Entry tags:
Extremely Loud and Incredibly Close - Jonathan Safran Foer

Author: Jonathan Safran Foer
Genre: Fiction
Rating: 2.5/5
# pages: 323
Date read: June, 2010
Meet Oskar Schell, an inventor, Francophile, tambourine player, Shakespearean actor, jeweler, and pacifist. He is nine years old. And he is on an urgent, secret search through the five boroughs of New York. His mission is to find the lock that fits a mysterious key belonging to his father, who died in the World Trade Center on 9/11.
An inspired innocent, Oskar is alternately endearing, exasperating, and hilarious as he careens from Central Park to Coney Island to Harlem on his search. Along the way he is always dreaming up inventions to keep those he loves safe from harm. What about a birdseed shirt to let you fly away? What if you could actually hear everyone's heartbeat? His goal is hopeful, but the past speaks a loud warning in stories of those who've lost loved ones before.

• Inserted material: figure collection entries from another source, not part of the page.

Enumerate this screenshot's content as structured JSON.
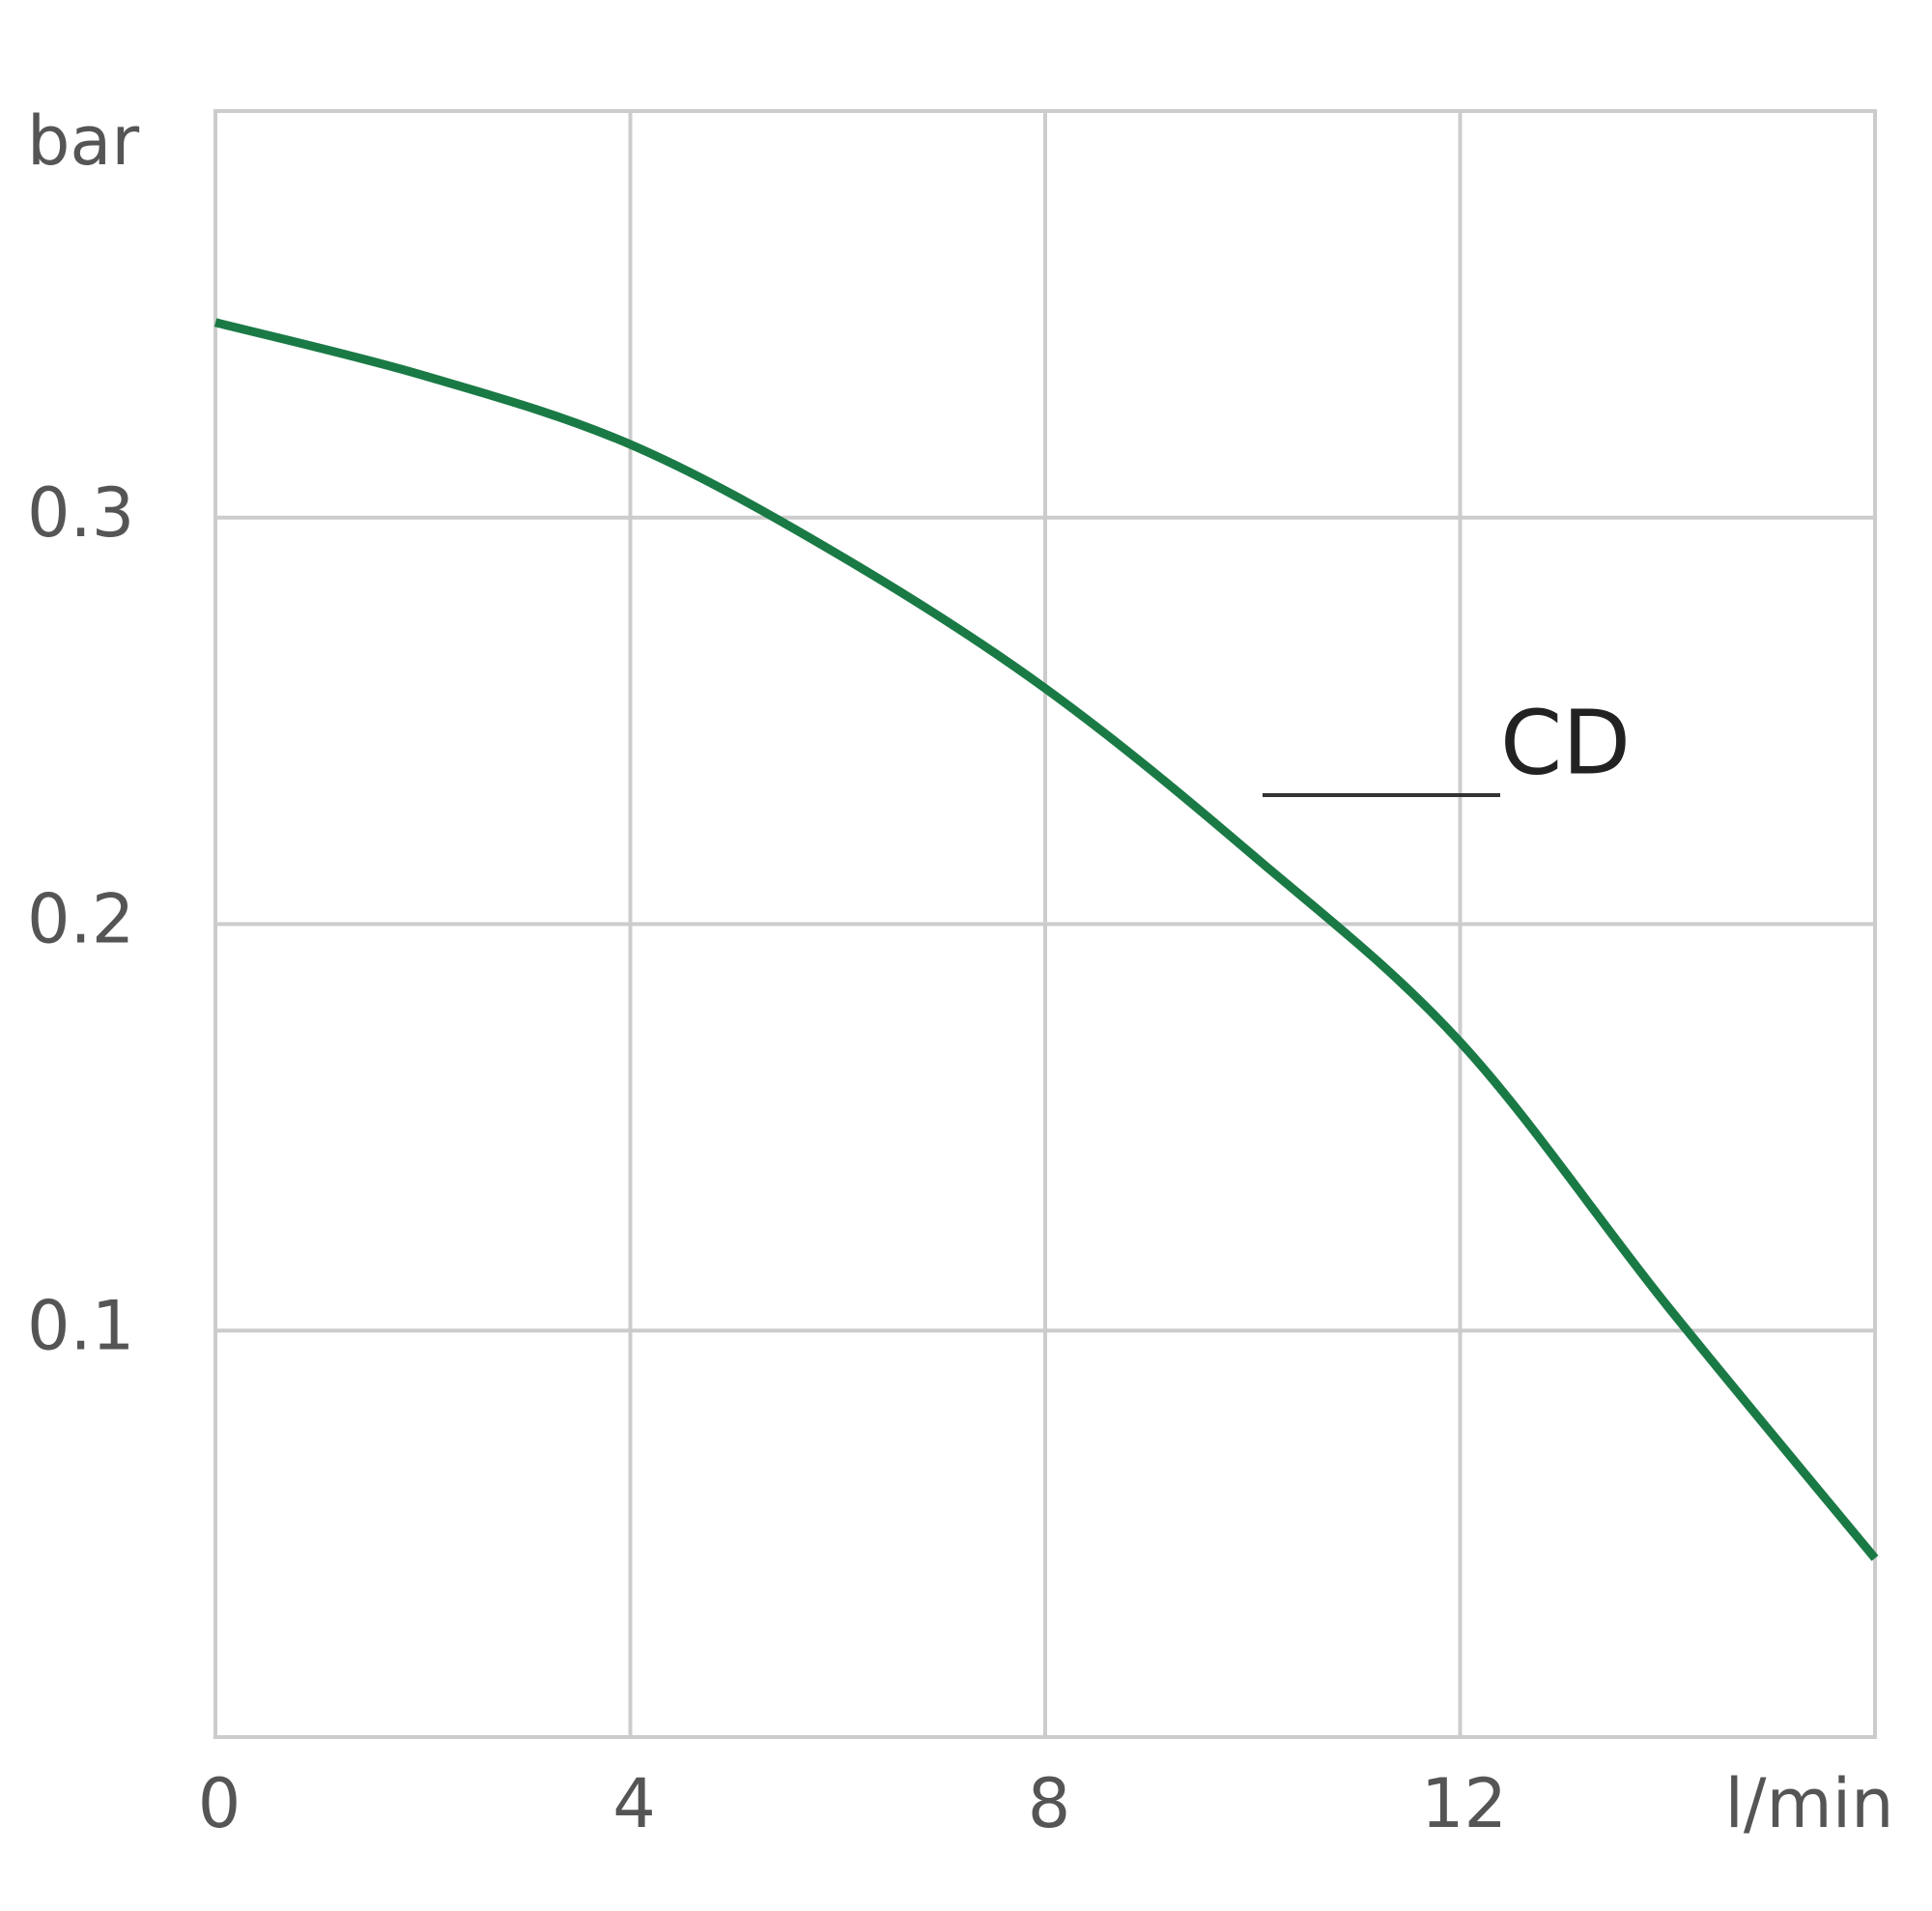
{
  "chart_data": {
    "type": "line",
    "y_label": "bar",
    "x_label": "l/min",
    "x": [
      0,
      2,
      4,
      6,
      8,
      10,
      12,
      14,
      16
    ],
    "series": [
      {
        "name": "CD",
        "color": "#1a7a45",
        "values": [
          0.348,
          0.335,
          0.318,
          0.291,
          0.258,
          0.217,
          0.171,
          0.106,
          0.044
        ]
      }
    ],
    "xlim": [
      0,
      16
    ],
    "xticks": [
      0,
      4,
      8,
      12
    ],
    "ylim": [
      0,
      0.4
    ],
    "yticks": [
      0.1,
      0.2,
      0.3
    ],
    "grid": true
  }
}
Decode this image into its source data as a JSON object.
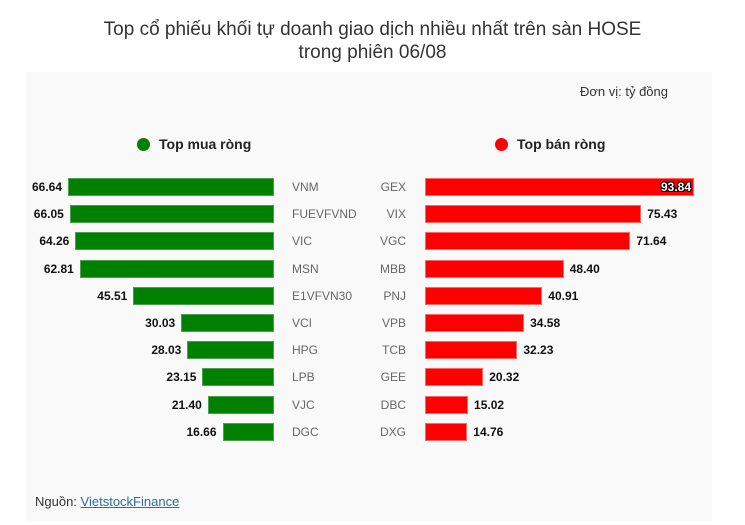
{
  "title": {
    "line1": "Top cổ phiếu khối tự doanh giao dịch nhiều nhất trên sàn HOSE",
    "line2": "trong phiên 06/08"
  },
  "unit_label": "Đơn vị: tỷ đồng",
  "legend": {
    "buy": {
      "label": "Top mua ròng",
      "color": "#008000"
    },
    "sell": {
      "label": "Top bán ròng",
      "color": "#ff0000"
    }
  },
  "source": {
    "prefix": "Nguồn: ",
    "link_text": "VietstockFinance"
  },
  "chart_data": [
    {
      "type": "bar",
      "orientation": "horizontal",
      "title": "Top mua ròng",
      "color": "#008000",
      "categories": [
        "VNM",
        "FUEVFVND",
        "VIC",
        "MSN",
        "E1VFVN30",
        "VCI",
        "HPG",
        "LPB",
        "VJC",
        "DGC"
      ],
      "values": [
        66.64,
        66.05,
        64.26,
        62.81,
        45.51,
        30.03,
        28.03,
        23.15,
        21.4,
        16.66
      ],
      "labels": [
        "66.64",
        "66.05",
        "64.26",
        "62.81",
        "45.51",
        "30.03",
        "28.03",
        "23.15",
        "21.40",
        "16.66"
      ],
      "unit": "tỷ đồng",
      "grid": false
    },
    {
      "type": "bar",
      "orientation": "horizontal",
      "title": "Top bán ròng",
      "color": "#ff0000",
      "categories": [
        "GEX",
        "VIX",
        "VGC",
        "MBB",
        "PNJ",
        "VPB",
        "TCB",
        "GEE",
        "DBC",
        "DXG"
      ],
      "values": [
        93.84,
        75.43,
        71.64,
        48.4,
        40.91,
        34.58,
        32.23,
        20.32,
        15.02,
        14.76
      ],
      "labels": [
        "93.84",
        "75.43",
        "71.64",
        "48.40",
        "40.91",
        "34.58",
        "32.23",
        "20.32",
        "15.02",
        "14.76"
      ],
      "unit": "tỷ đồng",
      "grid": false
    }
  ]
}
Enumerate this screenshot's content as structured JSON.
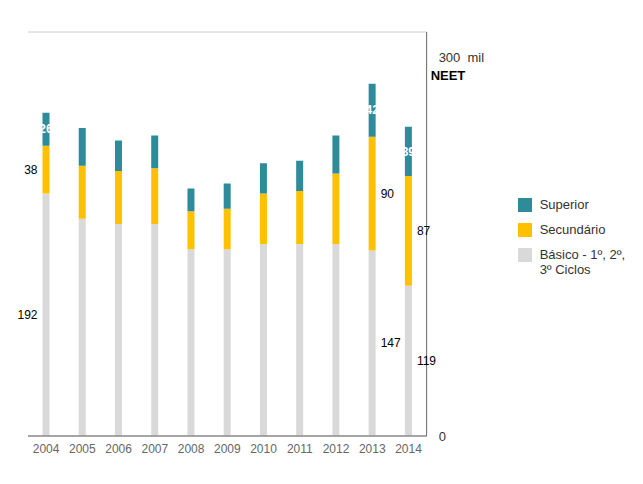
{
  "chart_data": {
    "type": "bar",
    "stacked": true,
    "categories": [
      "2004",
      "2005",
      "2006",
      "2007",
      "2008",
      "2009",
      "2010",
      "2011",
      "2012",
      "2013",
      "2014"
    ],
    "series": [
      {
        "name": "Básico - 1º, 2º,\n3º Ciclos",
        "color": "#d9d9d9",
        "values": [
          192,
          172,
          168,
          168,
          148,
          148,
          152,
          152,
          152,
          147,
          119
        ],
        "value_labels": [
          "192",
          null,
          null,
          null,
          null,
          null,
          null,
          null,
          null,
          "147",
          "119"
        ]
      },
      {
        "name": "Secundário",
        "color": "#ffc000",
        "values": [
          38,
          42,
          42,
          44,
          30,
          32,
          40,
          42,
          56,
          90,
          87
        ],
        "value_labels": [
          "38",
          null,
          null,
          null,
          null,
          null,
          null,
          null,
          null,
          "90",
          "87"
        ]
      },
      {
        "name": "Superior",
        "color": "#2e8b9a",
        "values": [
          26,
          30,
          24,
          26,
          18,
          20,
          24,
          24,
          30,
          42,
          39
        ],
        "value_labels": [
          "26",
          null,
          null,
          null,
          null,
          null,
          null,
          null,
          null,
          "42",
          "39"
        ]
      }
    ],
    "ylim": [
      0,
      320
    ],
    "yticks": [
      0,
      {
        "value": 300,
        "label": "300  mil"
      }
    ],
    "grid": true,
    "legend": "right",
    "annotations": [
      {
        "text": "NEET",
        "y": 300
      }
    ]
  }
}
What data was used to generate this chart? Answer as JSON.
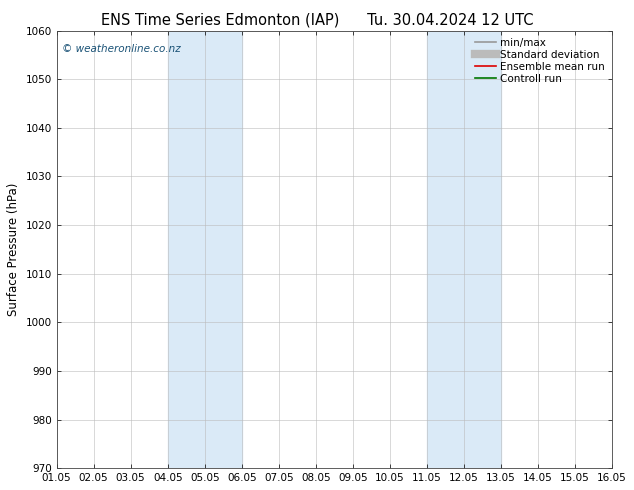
{
  "title_left": "ENS Time Series Edmonton (IAP)",
  "title_right": "Tu. 30.04.2024 12 UTC",
  "ylabel": "Surface Pressure (hPa)",
  "ylim": [
    970,
    1060
  ],
  "yticks": [
    970,
    980,
    990,
    1000,
    1010,
    1020,
    1030,
    1040,
    1050,
    1060
  ],
  "xtick_labels": [
    "01.05",
    "02.05",
    "03.05",
    "04.05",
    "05.05",
    "06.05",
    "07.05",
    "08.05",
    "09.05",
    "10.05",
    "11.05",
    "12.05",
    "13.05",
    "14.05",
    "15.05",
    "16.05"
  ],
  "num_xticks": 16,
  "shaded_regions": [
    {
      "xstart": 3,
      "xend": 5,
      "color": "#daeaf7"
    },
    {
      "xstart": 10,
      "xend": 12,
      "color": "#daeaf7"
    }
  ],
  "watermark": "© weatheronline.co.nz",
  "watermark_color": "#1a5276",
  "background_color": "#ffffff",
  "plot_bg_color": "#ffffff",
  "grid_color": "#bbbbbb",
  "legend_items": [
    {
      "label": "min/max",
      "color": "#999999",
      "lw": 1.2,
      "style": "solid"
    },
    {
      "label": "Standard deviation",
      "color": "#bbbbbb",
      "lw": 6,
      "style": "solid"
    },
    {
      "label": "Ensemble mean run",
      "color": "#dd0000",
      "lw": 1.2,
      "style": "solid"
    },
    {
      "label": "Controll run",
      "color": "#007700",
      "lw": 1.2,
      "style": "solid"
    }
  ],
  "title_fontsize": 10.5,
  "ylabel_fontsize": 8.5,
  "tick_fontsize": 7.5,
  "legend_fontsize": 7.5
}
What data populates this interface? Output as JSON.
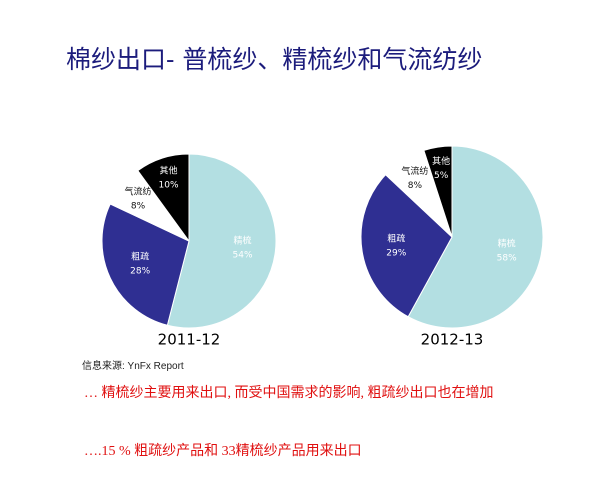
{
  "slide": {
    "title": "棉纱出口- 普梳纱、精梳纱和气流纺纱",
    "source": "信息来源: YnFx Report",
    "bullets": [
      "… 精梳纱主要用来出口, 而受中国需求的影响, 粗疏纱出口也在增加",
      "….15 % 粗疏纱产品和 33精梳纱产品用来出口"
    ]
  },
  "chart_data": [
    {
      "type": "pie",
      "title": "2011-12",
      "categories": [
        "精梳",
        "粗疏",
        "气流纺",
        "其他"
      ],
      "values": [
        54,
        28,
        8,
        10
      ],
      "value_labels": [
        "54%",
        "28%",
        "8%",
        "10%"
      ],
      "colors": [
        "#b3dfe2",
        "#2f2f92",
        "#ffffff",
        "#000000"
      ]
    },
    {
      "type": "pie",
      "title": "2012-13",
      "categories": [
        "精梳",
        "粗疏",
        "气流纺",
        "其他"
      ],
      "values": [
        58,
        29,
        8,
        5
      ],
      "value_labels": [
        "58%",
        "29%",
        "8%",
        "5%"
      ],
      "colors": [
        "#b3dfe2",
        "#2f2f92",
        "#ffffff",
        "#000000"
      ]
    }
  ]
}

As Oskar roams New York, he encounters a motley assortment of humanity who are all survivors in their own way. He befriends a 103-year-old war reporter, a tour guide who never leaves the Empire State Building, and lovers enraptured or scorned. Ultimately, Oskar ends his journey where it began, at his father's grave. But now he is accompanied by the silent stranger who has been renting the spare room of his grandmother's apartment. They are there to dig up his father's empty coffin.
This is a really, really weird book. I still haven't quite decided what I think of it. I can see its literary merit, but I guess it just didn't appeal to me at all. I did like the way Jonathan Foer used the medium to tell the story though. I always appreciate it when authors dare use the book as more than just something to carry the words. However, the writing style did come across as very artsy at times. Not necessarily a bad thing (Milan Kundera does the same, and I rather liked his The Unbearable Lightness of Being), but completely different from what I had expected, so I wasn't prepared for it. However, it wouldn't surprise me if this becomes the kind of book people study in high school 5-10 years from now.
I'm glad I've read it, but I'm also glad I just got it out of the library rather than buy it, as I doubt it's a book I'd want to read again.